Julia Melisande T. A. Fischer1*, Marlies Hankel1, Debra J. Searles1,2Author, Author, Author 

 

1Centre for Theoretical and Computational Molecular Science, Australian Institute for Bioengineering and Nanotechnology, The University of Queensland, Brisbane, Queensland 4072, Australia.
2
School of Chemistry and Molecular Biosciences, The University of Queensland, Brisbane, Queensland 4072, Australia.

 

A single-atom catalyst (SAC) refers to an isolated single metal atom, stabilized in a solid substrate, which functions as an active centre for heterogeneous catalysis.  The main advantage of using these catalysts is that they reduce the amount of expensive, rare metals required.
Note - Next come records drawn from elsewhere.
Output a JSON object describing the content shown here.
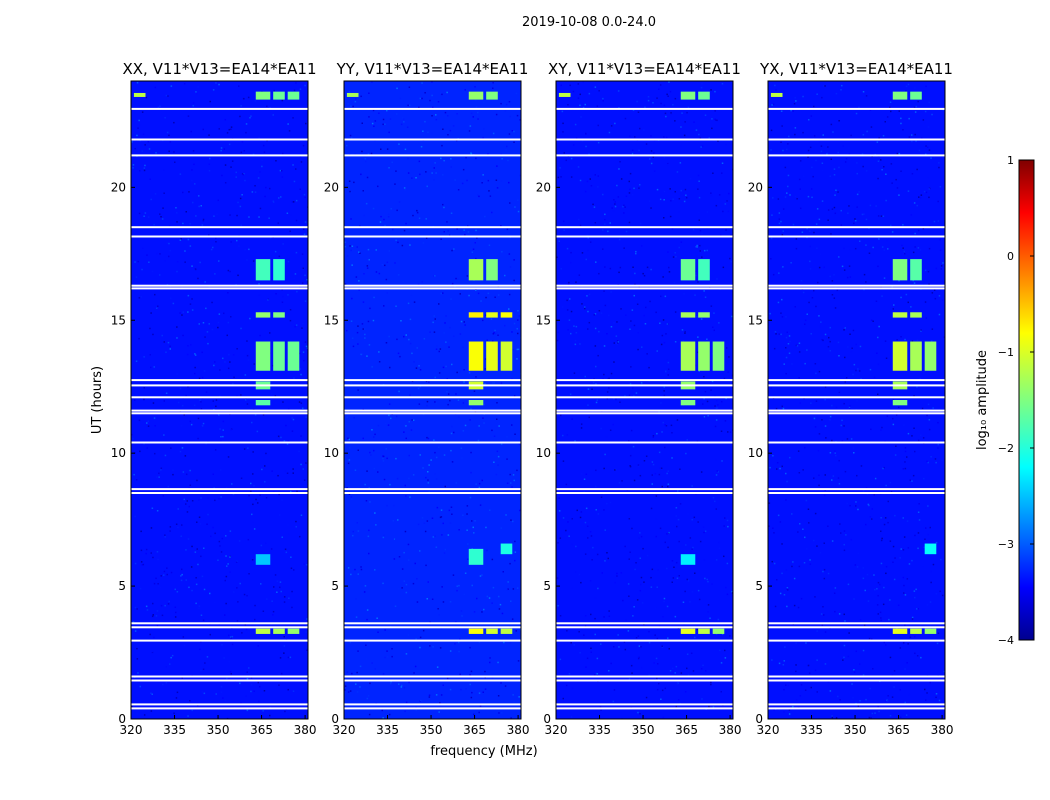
{
  "figure": {
    "suptitle": "2019-10-08 0.0-24.0",
    "ylabel": "UT (hours)",
    "xlabel": "frequency (MHz)",
    "colorbar_label": "log₁₀ amplitude",
    "colorbar_ticks": [
      "1",
      "0",
      "−1",
      "−2",
      "−3",
      "−4"
    ]
  },
  "colors": {
    "background_low": "#00009a",
    "blank_rows": "#ffffff"
  },
  "chart_data": [
    {
      "type": "heatmap",
      "title": "XX, V11*V13=EA14*EA11",
      "xlabel": "",
      "ylabel": "UT (hours)",
      "xlim": [
        320,
        381
      ],
      "ylim": [
        0,
        24
      ],
      "x_ticks": [
        "320",
        "335",
        "350",
        "365",
        "380"
      ],
      "y_ticks": [
        "0",
        "5",
        "10",
        "15",
        "20"
      ],
      "colorscale": "jet",
      "zlim": [
        -4,
        1
      ],
      "background_level": -3.3,
      "blank_rows_hours": [
        0.4,
        0.55,
        1.45,
        1.6,
        2.95,
        3.45,
        3.6,
        8.5,
        8.65,
        10.4,
        11.5,
        11.6,
        12.1,
        12.55,
        12.75,
        16.2,
        16.3,
        18.15,
        18.5,
        21.2,
        21.8,
        22.95
      ],
      "rfi_blocks": [
        {
          "f": [
            363,
            368
          ],
          "t": [
            3.2,
            3.4
          ],
          "level": -1.2
        },
        {
          "f": [
            369,
            373
          ],
          "t": [
            3.2,
            3.4
          ],
          "level": -1.3
        },
        {
          "f": [
            374,
            378
          ],
          "t": [
            3.2,
            3.4
          ],
          "level": -1.4
        },
        {
          "f": [
            363,
            368
          ],
          "t": [
            5.8,
            6.2
          ],
          "level": -2.4
        },
        {
          "f": [
            363,
            368
          ],
          "t": [
            11.8,
            12.0
          ],
          "level": -1.7
        },
        {
          "f": [
            363,
            368
          ],
          "t": [
            12.4,
            12.7
          ],
          "level": -1.6
        },
        {
          "f": [
            363,
            368
          ],
          "t": [
            13.1,
            14.2
          ],
          "level": -1.5
        },
        {
          "f": [
            369,
            373
          ],
          "t": [
            13.1,
            14.2
          ],
          "level": -1.6
        },
        {
          "f": [
            374,
            378
          ],
          "t": [
            13.1,
            14.2
          ],
          "level": -1.6
        },
        {
          "f": [
            363,
            368
          ],
          "t": [
            15.1,
            15.3
          ],
          "level": -1.4
        },
        {
          "f": [
            369,
            373
          ],
          "t": [
            15.1,
            15.3
          ],
          "level": -1.5
        },
        {
          "f": [
            363,
            368
          ],
          "t": [
            16.5,
            17.3
          ],
          "level": -1.8
        },
        {
          "f": [
            369,
            373
          ],
          "t": [
            16.5,
            17.3
          ],
          "level": -1.9
        },
        {
          "f": [
            363,
            368
          ],
          "t": [
            23.3,
            23.6
          ],
          "level": -1.5
        },
        {
          "f": [
            369,
            373
          ],
          "t": [
            23.3,
            23.6
          ],
          "level": -1.6
        },
        {
          "f": [
            374,
            378
          ],
          "t": [
            23.3,
            23.6
          ],
          "level": -1.6
        },
        {
          "f": [
            321,
            325
          ],
          "t": [
            23.4,
            23.55
          ],
          "level": -1.2
        }
      ]
    },
    {
      "type": "heatmap",
      "title": "YY, V11*V13=EA14*EA11",
      "xlabel": "frequency (MHz)",
      "ylabel": "",
      "xlim": [
        320,
        381
      ],
      "ylim": [
        0,
        24
      ],
      "x_ticks": [
        "320",
        "335",
        "350",
        "365",
        "380"
      ],
      "y_ticks": [
        "0",
        "5",
        "10",
        "15",
        "20"
      ],
      "colorscale": "jet",
      "zlim": [
        -4,
        1
      ],
      "background_level": -3.2,
      "blank_rows_hours": [
        0.4,
        0.55,
        1.45,
        1.6,
        2.95,
        3.45,
        3.6,
        8.5,
        8.65,
        10.4,
        11.5,
        11.6,
        12.1,
        12.55,
        12.75,
        16.2,
        16.3,
        18.15,
        18.5,
        21.2,
        21.8,
        22.95
      ],
      "rfi_blocks": [
        {
          "f": [
            363,
            368
          ],
          "t": [
            3.2,
            3.4
          ],
          "level": -0.9
        },
        {
          "f": [
            369,
            373
          ],
          "t": [
            3.2,
            3.4
          ],
          "level": -1.1
        },
        {
          "f": [
            374,
            378
          ],
          "t": [
            3.2,
            3.4
          ],
          "level": -1.2
        },
        {
          "f": [
            363,
            368
          ],
          "t": [
            5.8,
            6.4
          ],
          "level": -1.9
        },
        {
          "f": [
            374,
            378
          ],
          "t": [
            6.2,
            6.6
          ],
          "level": -2.0
        },
        {
          "f": [
            363,
            368
          ],
          "t": [
            11.8,
            12.0
          ],
          "level": -1.4
        },
        {
          "f": [
            363,
            368
          ],
          "t": [
            12.4,
            12.7
          ],
          "level": -1.1
        },
        {
          "f": [
            363,
            368
          ],
          "t": [
            13.1,
            14.2
          ],
          "level": -0.9
        },
        {
          "f": [
            369,
            373
          ],
          "t": [
            13.1,
            14.2
          ],
          "level": -1.0
        },
        {
          "f": [
            374,
            378
          ],
          "t": [
            13.1,
            14.2
          ],
          "level": -1.1
        },
        {
          "f": [
            363,
            368
          ],
          "t": [
            15.1,
            15.3
          ],
          "level": -0.8
        },
        {
          "f": [
            369,
            373
          ],
          "t": [
            15.1,
            15.3
          ],
          "level": -1.0
        },
        {
          "f": [
            374,
            378
          ],
          "t": [
            15.1,
            15.3
          ],
          "level": -0.9
        },
        {
          "f": [
            363,
            368
          ],
          "t": [
            16.5,
            17.3
          ],
          "level": -1.3
        },
        {
          "f": [
            369,
            373
          ],
          "t": [
            16.5,
            17.3
          ],
          "level": -1.5
        },
        {
          "f": [
            363,
            368
          ],
          "t": [
            23.3,
            23.6
          ],
          "level": -1.4
        },
        {
          "f": [
            369,
            373
          ],
          "t": [
            23.3,
            23.6
          ],
          "level": -1.5
        },
        {
          "f": [
            321,
            325
          ],
          "t": [
            23.4,
            23.55
          ],
          "level": -1.3
        }
      ]
    },
    {
      "type": "heatmap",
      "title": "XY, V11*V13=EA14*EA11",
      "xlabel": "",
      "ylabel": "",
      "xlim": [
        320,
        381
      ],
      "ylim": [
        0,
        24
      ],
      "x_ticks": [
        "320",
        "335",
        "350",
        "365",
        "380"
      ],
      "y_ticks": [
        "0",
        "5",
        "10",
        "15",
        "20"
      ],
      "colorscale": "jet",
      "zlim": [
        -4,
        1
      ],
      "background_level": -3.3,
      "blank_rows_hours": [
        0.4,
        0.55,
        1.45,
        1.6,
        2.95,
        3.45,
        3.6,
        8.5,
        8.65,
        10.4,
        11.5,
        11.6,
        12.1,
        12.55,
        12.75,
        16.2,
        16.3,
        18.15,
        18.5,
        21.2,
        21.8,
        22.95
      ],
      "rfi_blocks": [
        {
          "f": [
            363,
            368
          ],
          "t": [
            3.2,
            3.4
          ],
          "level": -1.0
        },
        {
          "f": [
            369,
            373
          ],
          "t": [
            3.2,
            3.4
          ],
          "level": -1.2
        },
        {
          "f": [
            374,
            378
          ],
          "t": [
            3.2,
            3.4
          ],
          "level": -1.4
        },
        {
          "f": [
            363,
            368
          ],
          "t": [
            5.8,
            6.2
          ],
          "level": -2.2
        },
        {
          "f": [
            363,
            368
          ],
          "t": [
            11.8,
            12.0
          ],
          "level": -1.5
        },
        {
          "f": [
            363,
            368
          ],
          "t": [
            12.4,
            12.7
          ],
          "level": -1.4
        },
        {
          "f": [
            363,
            368
          ],
          "t": [
            13.1,
            14.2
          ],
          "level": -1.3
        },
        {
          "f": [
            369,
            373
          ],
          "t": [
            13.1,
            14.2
          ],
          "level": -1.4
        },
        {
          "f": [
            374,
            378
          ],
          "t": [
            13.1,
            14.2
          ],
          "level": -1.5
        },
        {
          "f": [
            363,
            368
          ],
          "t": [
            15.1,
            15.3
          ],
          "level": -1.3
        },
        {
          "f": [
            369,
            373
          ],
          "t": [
            15.1,
            15.3
          ],
          "level": -1.4
        },
        {
          "f": [
            363,
            368
          ],
          "t": [
            16.5,
            17.3
          ],
          "level": -1.6
        },
        {
          "f": [
            369,
            373
          ],
          "t": [
            16.5,
            17.3
          ],
          "level": -1.8
        },
        {
          "f": [
            363,
            368
          ],
          "t": [
            23.3,
            23.6
          ],
          "level": -1.5
        },
        {
          "f": [
            369,
            373
          ],
          "t": [
            23.3,
            23.6
          ],
          "level": -1.6
        },
        {
          "f": [
            321,
            325
          ],
          "t": [
            23.4,
            23.55
          ],
          "level": -1.2
        }
      ]
    },
    {
      "type": "heatmap",
      "title": "YX, V11*V13=EA14*EA11",
      "xlabel": "",
      "ylabel": "",
      "xlim": [
        320,
        381
      ],
      "ylim": [
        0,
        24
      ],
      "x_ticks": [
        "320",
        "335",
        "350",
        "365",
        "380"
      ],
      "y_ticks": [
        "0",
        "5",
        "10",
        "15",
        "20"
      ],
      "colorscale": "jet",
      "zlim": [
        -4,
        1
      ],
      "background_level": -3.3,
      "blank_rows_hours": [
        0.4,
        0.55,
        1.45,
        1.6,
        2.95,
        3.45,
        3.6,
        8.5,
        8.65,
        10.4,
        11.5,
        11.6,
        12.1,
        12.55,
        12.75,
        16.2,
        16.3,
        18.15,
        18.5,
        21.2,
        21.8,
        22.95
      ],
      "rfi_blocks": [
        {
          "f": [
            363,
            368
          ],
          "t": [
            3.2,
            3.4
          ],
          "level": -1.0
        },
        {
          "f": [
            369,
            373
          ],
          "t": [
            3.2,
            3.4
          ],
          "level": -1.2
        },
        {
          "f": [
            374,
            378
          ],
          "t": [
            3.2,
            3.4
          ],
          "level": -1.4
        },
        {
          "f": [
            374,
            378
          ],
          "t": [
            6.2,
            6.6
          ],
          "level": -2.1
        },
        {
          "f": [
            363,
            368
          ],
          "t": [
            11.8,
            12.0
          ],
          "level": -1.5
        },
        {
          "f": [
            363,
            368
          ],
          "t": [
            12.4,
            12.7
          ],
          "level": -1.3
        },
        {
          "f": [
            363,
            368
          ],
          "t": [
            13.1,
            14.2
          ],
          "level": -1.1
        },
        {
          "f": [
            369,
            373
          ],
          "t": [
            13.1,
            14.2
          ],
          "level": -1.3
        },
        {
          "f": [
            374,
            378
          ],
          "t": [
            13.1,
            14.2
          ],
          "level": -1.4
        },
        {
          "f": [
            363,
            368
          ],
          "t": [
            15.1,
            15.3
          ],
          "level": -1.2
        },
        {
          "f": [
            369,
            373
          ],
          "t": [
            15.1,
            15.3
          ],
          "level": -1.3
        },
        {
          "f": [
            363,
            368
          ],
          "t": [
            16.5,
            17.3
          ],
          "level": -1.5
        },
        {
          "f": [
            369,
            373
          ],
          "t": [
            16.5,
            17.3
          ],
          "level": -1.7
        },
        {
          "f": [
            363,
            368
          ],
          "t": [
            23.3,
            23.6
          ],
          "level": -1.5
        },
        {
          "f": [
            369,
            373
          ],
          "t": [
            23.3,
            23.6
          ],
          "level": -1.6
        },
        {
          "f": [
            321,
            325
          ],
          "t": [
            23.4,
            23.55
          ],
          "level": -1.2
        }
      ]
    }
  ]
}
Paired SAC refers to the combined effect of two single atoms adjacent to each other.

It is widely known that the best electrochemical catalyst for the oxygen reduction reaction (ORR) is Pt. In collaboration with Yao’s experimental group,2 we have shown that the Co and Pt paired SAC outperforms the Pt metal catalyst for the ORR. In experimental studies, the distribution of metal distances and the chemical environment were determined for high performance paired SACs. Based on this information, model structures were constructed and density functional theory (DFT) calculations carried out on these systems. Nitrogen doped graphene with different sized vacancies were used to vary the metal-metal distances of the Co and Pt atoms. The free energies of intermediate species of the OOR were calculated to determine the likely mechanism of the reaction on these systems. Further, to compare the results to the experiments, the overpotentials were determined from the difference in voltage for the reaction to occur experientially and the thermodynamically expected value. Both calculations and experiments show that enhancement of the ORR can be obtained with a lower overpotential using a combined CoPt system rather than a Pt paired SAC.

 

1 Yang, X. F., Wang, A., Qiao, B., Li, J. , Liu, J. and Zhang, T. Acc. Chem. Res. 2013, 46 (8), 1740-1748. Single-atom catalysts: a new frontier in heterogeneous catalysis.

2 Zhang, L., Fischer, J. M. T. A., Jia, Y., Yan, X., Xu, W., Wang, X., Chen, J., Hankel, M., Searles, D. J., Feng S. and Yao X. manuscript in preparation.

Biographic Details

Name: Julia Melisande Fischer

Affiliation: Australian Institute for Bioengineering and Nanotechnology, The University of Queensland, Brisbane, Queensland 4072, Australia.

E-mail: jmta.fischer@uq.net.au

Research interests: Surface catalysis, density functional theory, nanomaterials, carbon dioxide reduction, hydrogen evolution reaction, two dimensional material, graphene

 

Julia Melisande Fischer received both her Bachelor and Master degree in chemistry at the University of Ulm in Germany. Currently she is completing her PhD in the Australian Institute for Bioengineering and Nanotechnology at the University of Queensland and holds an International Postgraduate Research Scholarship.